About

Nake is light-weight and highly flexible Rake replacement with much better arguments parsing.

You might be wondering why to write yet another fucking task manager when we have Rake, Thor and others. Well, because all of them suck. For example Rake, anyone is actually using its CLI arguments, because it sucks so much, that everyone rather write ENV=test VERSION=10 rake db:migrate. It has not just shitty API for defining CLI arguments, but also it is using very weird and totally non-unix syntax like rake db:migrate[test,10]. This syntax isn’t just non-standard, but also some shells has [] as special characters, so you actually has to escape it.
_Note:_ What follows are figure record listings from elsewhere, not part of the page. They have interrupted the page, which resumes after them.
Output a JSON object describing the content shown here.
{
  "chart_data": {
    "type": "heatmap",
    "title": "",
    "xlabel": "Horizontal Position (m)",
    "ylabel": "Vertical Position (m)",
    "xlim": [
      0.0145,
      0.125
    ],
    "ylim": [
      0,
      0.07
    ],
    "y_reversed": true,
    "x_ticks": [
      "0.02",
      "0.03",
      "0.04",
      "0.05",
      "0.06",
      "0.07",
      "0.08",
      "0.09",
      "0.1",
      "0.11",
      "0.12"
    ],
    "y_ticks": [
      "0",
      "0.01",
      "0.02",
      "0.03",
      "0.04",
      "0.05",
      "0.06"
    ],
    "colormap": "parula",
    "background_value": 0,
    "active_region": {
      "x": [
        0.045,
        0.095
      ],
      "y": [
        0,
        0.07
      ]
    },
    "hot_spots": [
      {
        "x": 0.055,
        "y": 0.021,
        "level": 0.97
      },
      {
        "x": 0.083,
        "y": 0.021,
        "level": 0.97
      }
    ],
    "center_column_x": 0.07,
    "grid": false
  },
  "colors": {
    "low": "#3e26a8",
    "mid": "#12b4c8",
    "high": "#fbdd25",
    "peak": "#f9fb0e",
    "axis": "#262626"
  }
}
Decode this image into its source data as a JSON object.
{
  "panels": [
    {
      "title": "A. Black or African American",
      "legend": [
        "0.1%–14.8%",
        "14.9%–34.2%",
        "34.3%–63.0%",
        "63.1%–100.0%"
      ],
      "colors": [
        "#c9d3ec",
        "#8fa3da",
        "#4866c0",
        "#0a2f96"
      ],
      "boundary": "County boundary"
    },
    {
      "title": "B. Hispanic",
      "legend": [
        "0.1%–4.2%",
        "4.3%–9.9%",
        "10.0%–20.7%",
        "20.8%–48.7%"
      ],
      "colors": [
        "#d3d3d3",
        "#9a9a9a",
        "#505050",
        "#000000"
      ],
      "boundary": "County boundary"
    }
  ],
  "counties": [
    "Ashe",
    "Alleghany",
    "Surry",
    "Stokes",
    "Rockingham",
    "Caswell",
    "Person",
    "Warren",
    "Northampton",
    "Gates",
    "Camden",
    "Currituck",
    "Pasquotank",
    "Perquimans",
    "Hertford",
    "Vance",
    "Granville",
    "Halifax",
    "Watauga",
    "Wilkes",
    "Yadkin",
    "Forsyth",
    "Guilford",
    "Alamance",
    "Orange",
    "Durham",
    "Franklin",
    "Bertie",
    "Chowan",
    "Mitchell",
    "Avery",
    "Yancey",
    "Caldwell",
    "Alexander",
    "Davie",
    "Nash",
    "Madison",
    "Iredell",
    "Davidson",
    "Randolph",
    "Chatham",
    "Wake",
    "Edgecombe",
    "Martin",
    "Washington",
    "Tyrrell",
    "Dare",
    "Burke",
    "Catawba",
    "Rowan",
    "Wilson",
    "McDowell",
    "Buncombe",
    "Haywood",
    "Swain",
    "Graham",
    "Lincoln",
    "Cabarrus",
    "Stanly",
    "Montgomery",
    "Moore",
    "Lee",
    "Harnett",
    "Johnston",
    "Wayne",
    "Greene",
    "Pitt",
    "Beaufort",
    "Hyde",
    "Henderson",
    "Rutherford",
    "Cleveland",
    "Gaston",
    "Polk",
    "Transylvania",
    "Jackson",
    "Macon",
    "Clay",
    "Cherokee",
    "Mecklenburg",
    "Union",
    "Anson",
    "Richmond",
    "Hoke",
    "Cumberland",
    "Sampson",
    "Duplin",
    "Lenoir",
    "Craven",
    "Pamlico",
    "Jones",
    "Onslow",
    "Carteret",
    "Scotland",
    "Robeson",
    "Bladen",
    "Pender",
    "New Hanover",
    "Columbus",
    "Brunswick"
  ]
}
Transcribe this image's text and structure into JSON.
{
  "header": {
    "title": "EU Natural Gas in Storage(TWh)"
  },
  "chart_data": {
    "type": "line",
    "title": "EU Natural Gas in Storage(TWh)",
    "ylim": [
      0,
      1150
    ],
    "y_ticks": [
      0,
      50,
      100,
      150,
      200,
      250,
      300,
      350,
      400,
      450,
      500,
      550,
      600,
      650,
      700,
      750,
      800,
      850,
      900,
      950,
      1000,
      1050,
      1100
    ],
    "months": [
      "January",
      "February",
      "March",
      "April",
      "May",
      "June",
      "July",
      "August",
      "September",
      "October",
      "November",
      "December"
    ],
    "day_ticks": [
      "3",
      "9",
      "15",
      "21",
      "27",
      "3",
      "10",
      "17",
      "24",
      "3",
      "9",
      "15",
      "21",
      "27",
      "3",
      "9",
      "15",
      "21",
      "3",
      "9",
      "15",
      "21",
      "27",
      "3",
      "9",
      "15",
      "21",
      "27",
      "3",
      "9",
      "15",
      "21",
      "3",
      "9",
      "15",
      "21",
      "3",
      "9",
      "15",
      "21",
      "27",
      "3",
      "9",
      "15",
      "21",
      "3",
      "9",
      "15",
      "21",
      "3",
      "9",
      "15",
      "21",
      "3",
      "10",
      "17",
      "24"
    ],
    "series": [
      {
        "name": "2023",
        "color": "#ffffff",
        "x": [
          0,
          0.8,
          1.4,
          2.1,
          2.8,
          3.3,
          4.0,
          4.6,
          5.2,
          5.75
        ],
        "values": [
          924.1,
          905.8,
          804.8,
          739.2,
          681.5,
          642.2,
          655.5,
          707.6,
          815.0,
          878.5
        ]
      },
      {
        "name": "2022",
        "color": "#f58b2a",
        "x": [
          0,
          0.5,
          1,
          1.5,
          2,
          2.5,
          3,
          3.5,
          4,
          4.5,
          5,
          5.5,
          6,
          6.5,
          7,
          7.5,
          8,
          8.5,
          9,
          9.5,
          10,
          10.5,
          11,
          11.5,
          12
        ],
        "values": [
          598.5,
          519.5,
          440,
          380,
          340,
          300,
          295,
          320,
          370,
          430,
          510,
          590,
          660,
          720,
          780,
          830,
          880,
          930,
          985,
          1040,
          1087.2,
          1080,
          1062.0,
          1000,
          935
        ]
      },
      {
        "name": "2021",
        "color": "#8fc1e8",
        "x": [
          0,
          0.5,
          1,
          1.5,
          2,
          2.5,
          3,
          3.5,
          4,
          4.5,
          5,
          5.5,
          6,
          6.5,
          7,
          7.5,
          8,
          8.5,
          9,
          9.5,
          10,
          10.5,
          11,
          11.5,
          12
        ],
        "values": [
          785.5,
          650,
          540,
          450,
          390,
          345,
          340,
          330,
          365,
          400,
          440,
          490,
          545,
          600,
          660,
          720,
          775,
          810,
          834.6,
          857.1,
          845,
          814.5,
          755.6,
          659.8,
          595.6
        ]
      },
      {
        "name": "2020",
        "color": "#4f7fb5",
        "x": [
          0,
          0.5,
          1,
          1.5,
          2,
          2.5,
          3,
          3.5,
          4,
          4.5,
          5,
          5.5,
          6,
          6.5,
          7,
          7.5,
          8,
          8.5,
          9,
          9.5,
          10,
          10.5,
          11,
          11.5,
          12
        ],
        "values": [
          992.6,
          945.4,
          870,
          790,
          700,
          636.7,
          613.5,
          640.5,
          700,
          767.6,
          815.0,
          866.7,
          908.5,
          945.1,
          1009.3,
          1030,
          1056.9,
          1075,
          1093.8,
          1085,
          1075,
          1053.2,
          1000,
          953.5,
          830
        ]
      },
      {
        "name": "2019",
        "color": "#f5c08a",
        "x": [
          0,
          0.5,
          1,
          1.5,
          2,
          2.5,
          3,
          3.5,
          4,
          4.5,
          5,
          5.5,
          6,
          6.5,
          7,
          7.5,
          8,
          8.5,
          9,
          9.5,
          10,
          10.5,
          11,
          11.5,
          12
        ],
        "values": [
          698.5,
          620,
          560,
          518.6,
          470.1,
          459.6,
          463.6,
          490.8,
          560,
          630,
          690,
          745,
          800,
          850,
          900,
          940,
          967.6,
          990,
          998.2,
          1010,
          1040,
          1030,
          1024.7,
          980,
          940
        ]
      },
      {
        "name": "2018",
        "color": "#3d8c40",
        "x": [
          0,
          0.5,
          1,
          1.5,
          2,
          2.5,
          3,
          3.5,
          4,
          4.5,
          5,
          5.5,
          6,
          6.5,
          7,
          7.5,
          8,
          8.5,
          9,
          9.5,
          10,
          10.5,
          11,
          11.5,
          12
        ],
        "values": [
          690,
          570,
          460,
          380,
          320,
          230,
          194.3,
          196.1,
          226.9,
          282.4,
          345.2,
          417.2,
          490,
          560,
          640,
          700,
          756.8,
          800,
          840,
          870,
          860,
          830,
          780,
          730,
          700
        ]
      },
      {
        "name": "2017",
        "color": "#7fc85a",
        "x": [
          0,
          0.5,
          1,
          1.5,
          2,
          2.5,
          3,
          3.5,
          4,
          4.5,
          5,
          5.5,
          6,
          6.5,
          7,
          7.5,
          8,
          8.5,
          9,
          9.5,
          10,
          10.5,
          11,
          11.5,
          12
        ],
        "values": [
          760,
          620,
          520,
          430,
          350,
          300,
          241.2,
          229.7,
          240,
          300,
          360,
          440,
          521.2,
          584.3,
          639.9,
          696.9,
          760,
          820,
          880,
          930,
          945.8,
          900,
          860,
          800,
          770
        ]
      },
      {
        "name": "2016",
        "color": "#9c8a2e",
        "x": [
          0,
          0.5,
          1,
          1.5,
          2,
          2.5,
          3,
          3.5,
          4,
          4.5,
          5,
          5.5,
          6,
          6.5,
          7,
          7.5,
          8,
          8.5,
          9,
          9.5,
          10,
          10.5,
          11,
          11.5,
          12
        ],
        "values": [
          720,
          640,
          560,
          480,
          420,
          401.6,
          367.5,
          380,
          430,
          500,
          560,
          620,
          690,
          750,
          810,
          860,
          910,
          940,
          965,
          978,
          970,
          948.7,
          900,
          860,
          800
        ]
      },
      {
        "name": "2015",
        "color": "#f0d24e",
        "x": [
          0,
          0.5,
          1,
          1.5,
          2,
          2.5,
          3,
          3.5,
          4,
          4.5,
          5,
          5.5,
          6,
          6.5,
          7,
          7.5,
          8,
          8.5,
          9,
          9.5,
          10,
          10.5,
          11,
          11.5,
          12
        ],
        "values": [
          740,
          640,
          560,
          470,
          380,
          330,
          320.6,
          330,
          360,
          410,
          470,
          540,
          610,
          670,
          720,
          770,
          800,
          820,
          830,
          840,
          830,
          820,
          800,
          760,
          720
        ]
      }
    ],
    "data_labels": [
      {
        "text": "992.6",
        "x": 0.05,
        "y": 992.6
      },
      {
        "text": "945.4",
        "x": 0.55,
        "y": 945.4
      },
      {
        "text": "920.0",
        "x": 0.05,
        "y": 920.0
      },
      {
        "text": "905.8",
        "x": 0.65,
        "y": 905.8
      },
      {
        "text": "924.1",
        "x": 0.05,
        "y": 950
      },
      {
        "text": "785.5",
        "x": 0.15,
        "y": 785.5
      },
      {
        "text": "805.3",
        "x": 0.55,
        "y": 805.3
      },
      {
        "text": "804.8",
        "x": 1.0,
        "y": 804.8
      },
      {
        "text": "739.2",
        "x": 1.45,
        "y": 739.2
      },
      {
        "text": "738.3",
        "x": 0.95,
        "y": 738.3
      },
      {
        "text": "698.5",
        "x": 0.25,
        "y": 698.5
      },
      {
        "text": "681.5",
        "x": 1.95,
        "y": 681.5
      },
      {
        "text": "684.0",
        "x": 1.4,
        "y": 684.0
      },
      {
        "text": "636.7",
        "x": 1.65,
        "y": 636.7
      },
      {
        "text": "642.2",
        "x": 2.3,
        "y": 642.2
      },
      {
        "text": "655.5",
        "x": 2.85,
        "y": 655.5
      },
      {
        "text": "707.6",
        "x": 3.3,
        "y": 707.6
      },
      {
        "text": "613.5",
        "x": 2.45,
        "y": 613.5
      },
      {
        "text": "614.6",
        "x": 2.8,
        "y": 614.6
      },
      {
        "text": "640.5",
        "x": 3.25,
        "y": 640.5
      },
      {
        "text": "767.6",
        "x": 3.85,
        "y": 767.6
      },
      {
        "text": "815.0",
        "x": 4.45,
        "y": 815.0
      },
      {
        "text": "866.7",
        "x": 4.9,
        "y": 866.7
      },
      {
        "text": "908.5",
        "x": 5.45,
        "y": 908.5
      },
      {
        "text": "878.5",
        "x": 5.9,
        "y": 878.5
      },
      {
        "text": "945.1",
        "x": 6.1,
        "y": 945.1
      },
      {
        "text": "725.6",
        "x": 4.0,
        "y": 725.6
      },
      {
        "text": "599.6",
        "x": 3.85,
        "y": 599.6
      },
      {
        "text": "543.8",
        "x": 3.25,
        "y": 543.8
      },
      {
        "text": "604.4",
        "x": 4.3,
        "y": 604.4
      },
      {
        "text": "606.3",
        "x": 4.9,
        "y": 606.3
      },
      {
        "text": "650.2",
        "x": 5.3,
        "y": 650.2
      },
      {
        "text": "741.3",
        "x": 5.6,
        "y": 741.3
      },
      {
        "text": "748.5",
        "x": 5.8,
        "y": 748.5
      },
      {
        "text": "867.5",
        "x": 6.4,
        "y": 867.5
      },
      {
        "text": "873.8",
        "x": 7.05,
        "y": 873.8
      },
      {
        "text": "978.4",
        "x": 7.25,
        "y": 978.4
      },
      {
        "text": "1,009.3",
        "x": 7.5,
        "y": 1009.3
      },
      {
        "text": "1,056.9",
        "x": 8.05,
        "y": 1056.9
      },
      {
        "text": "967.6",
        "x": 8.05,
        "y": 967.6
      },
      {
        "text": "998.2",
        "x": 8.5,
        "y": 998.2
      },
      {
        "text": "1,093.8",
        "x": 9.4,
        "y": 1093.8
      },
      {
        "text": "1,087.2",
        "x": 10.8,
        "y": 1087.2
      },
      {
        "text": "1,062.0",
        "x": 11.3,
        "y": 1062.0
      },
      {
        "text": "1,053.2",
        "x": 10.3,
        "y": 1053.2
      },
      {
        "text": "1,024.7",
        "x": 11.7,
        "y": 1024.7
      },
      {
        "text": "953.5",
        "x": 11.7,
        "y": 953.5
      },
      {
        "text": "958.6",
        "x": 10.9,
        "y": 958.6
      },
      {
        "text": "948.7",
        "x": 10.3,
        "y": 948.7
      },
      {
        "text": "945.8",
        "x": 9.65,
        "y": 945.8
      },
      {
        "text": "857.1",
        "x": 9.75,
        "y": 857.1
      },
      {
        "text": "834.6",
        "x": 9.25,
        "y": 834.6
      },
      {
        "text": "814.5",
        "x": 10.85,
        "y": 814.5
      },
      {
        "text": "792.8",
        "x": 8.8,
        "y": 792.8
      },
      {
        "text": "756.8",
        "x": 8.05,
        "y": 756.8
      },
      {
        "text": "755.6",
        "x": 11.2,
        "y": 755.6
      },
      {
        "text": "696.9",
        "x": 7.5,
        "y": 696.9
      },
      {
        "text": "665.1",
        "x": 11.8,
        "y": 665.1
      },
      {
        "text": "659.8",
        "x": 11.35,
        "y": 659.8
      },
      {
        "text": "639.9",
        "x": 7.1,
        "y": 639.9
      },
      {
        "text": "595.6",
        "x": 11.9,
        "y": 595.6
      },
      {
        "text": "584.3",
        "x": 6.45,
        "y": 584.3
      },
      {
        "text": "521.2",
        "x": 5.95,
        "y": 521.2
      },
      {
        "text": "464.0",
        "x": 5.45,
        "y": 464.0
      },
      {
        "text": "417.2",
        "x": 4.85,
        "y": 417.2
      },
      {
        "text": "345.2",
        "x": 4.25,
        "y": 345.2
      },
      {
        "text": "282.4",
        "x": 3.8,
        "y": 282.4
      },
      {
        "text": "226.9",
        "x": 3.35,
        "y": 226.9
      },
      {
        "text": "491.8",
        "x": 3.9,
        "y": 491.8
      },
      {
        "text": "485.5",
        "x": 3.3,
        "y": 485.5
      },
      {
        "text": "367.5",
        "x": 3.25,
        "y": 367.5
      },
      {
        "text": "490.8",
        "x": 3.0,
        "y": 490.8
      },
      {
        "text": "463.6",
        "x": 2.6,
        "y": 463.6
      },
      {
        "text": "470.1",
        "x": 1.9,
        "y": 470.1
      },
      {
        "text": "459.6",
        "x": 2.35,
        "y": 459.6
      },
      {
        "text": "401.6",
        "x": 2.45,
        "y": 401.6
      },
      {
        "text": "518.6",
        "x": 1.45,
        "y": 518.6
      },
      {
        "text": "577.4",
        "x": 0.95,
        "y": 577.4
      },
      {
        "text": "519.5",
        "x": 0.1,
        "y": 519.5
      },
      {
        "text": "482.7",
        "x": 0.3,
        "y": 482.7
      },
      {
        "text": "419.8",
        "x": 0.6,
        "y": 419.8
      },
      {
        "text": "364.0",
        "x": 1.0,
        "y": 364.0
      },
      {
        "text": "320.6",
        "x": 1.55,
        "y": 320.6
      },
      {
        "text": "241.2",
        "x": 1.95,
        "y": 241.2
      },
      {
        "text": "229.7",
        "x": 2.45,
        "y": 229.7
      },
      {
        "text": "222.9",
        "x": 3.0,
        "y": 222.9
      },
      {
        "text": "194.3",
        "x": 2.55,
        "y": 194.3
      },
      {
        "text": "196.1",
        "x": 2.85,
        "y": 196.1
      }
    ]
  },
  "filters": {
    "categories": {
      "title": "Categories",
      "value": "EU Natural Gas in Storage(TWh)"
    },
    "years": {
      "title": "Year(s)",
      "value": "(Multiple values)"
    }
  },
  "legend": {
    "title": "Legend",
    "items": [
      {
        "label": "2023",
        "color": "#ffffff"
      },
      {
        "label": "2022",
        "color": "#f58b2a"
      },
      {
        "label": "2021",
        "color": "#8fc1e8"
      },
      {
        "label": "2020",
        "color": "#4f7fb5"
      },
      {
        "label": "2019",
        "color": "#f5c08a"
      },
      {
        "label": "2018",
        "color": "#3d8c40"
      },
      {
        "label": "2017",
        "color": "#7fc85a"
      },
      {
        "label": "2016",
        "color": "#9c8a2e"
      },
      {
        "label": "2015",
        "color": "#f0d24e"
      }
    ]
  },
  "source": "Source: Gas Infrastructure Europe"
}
Sounds terrible? Well and it’s not all! Let’s take a look at this example, as you can see if you have argument path and you let it empty, than it takes environment variable $PATH! I contact Jim Weirich so I hope he will remove this awful bug, but hey, it’s pretty bad anyway.

Features

- Tasks can have a name, description, dependencies, and blocks which will be executed when the task is called. Task can be also hidden if you don’t want to list it in the list of available tasks. - You can use `nake` in shebang, so you can use your file with tasks as a runner. - Arguments parsing, everything what start with -- will be passed into options hash and everything other will be treated as an arguments. Both arguments and options will be passed as a block arguments for task, so you don’t have to learn any new API, just use normal Ruby expressions as you are used to. Options are parsed into Ruby data types, so if you have --without-mysql, you’ll get {mysql: false}, if you have --name=botanicus, you’ll get {name: "botanicus"} etc. - Configuration support, so you don’t have to use bunch of constants as in Rake. Example: Task[:clean].config[:files] = Dir.glob("*.gem") - Arbitrary names of tasks is one of the key features of Nake. This way you can namespace your tasks (like nake build:prerelease) or you can define tasks like -T. - Two level of API for defining tasks. task helper is useful for defining simple tasks and if you need something more complicated, you can use Task.new - Interactive session if you run nake -i or nake -i task you get an interactive nake session.

Installation

Before installation, please ensure that you are running on Ruby 1.9 or higher, Ruby 1.8 isn’t supported!

  • From Gemcutter: gem install nake
  • JRuby: jruby --1.9 -S gem install nake
  • Install edge version via Rip: rip install git://github.com/botanicus/nake.git
  • Install tagged version via Rip: rip install git://github.com/botanicus/nake.git 0.1

Usage

First of all there is a bunch of examples, so you can try them. All these scripts are executable, so just run ./executable/basic.rb -T and that’s it!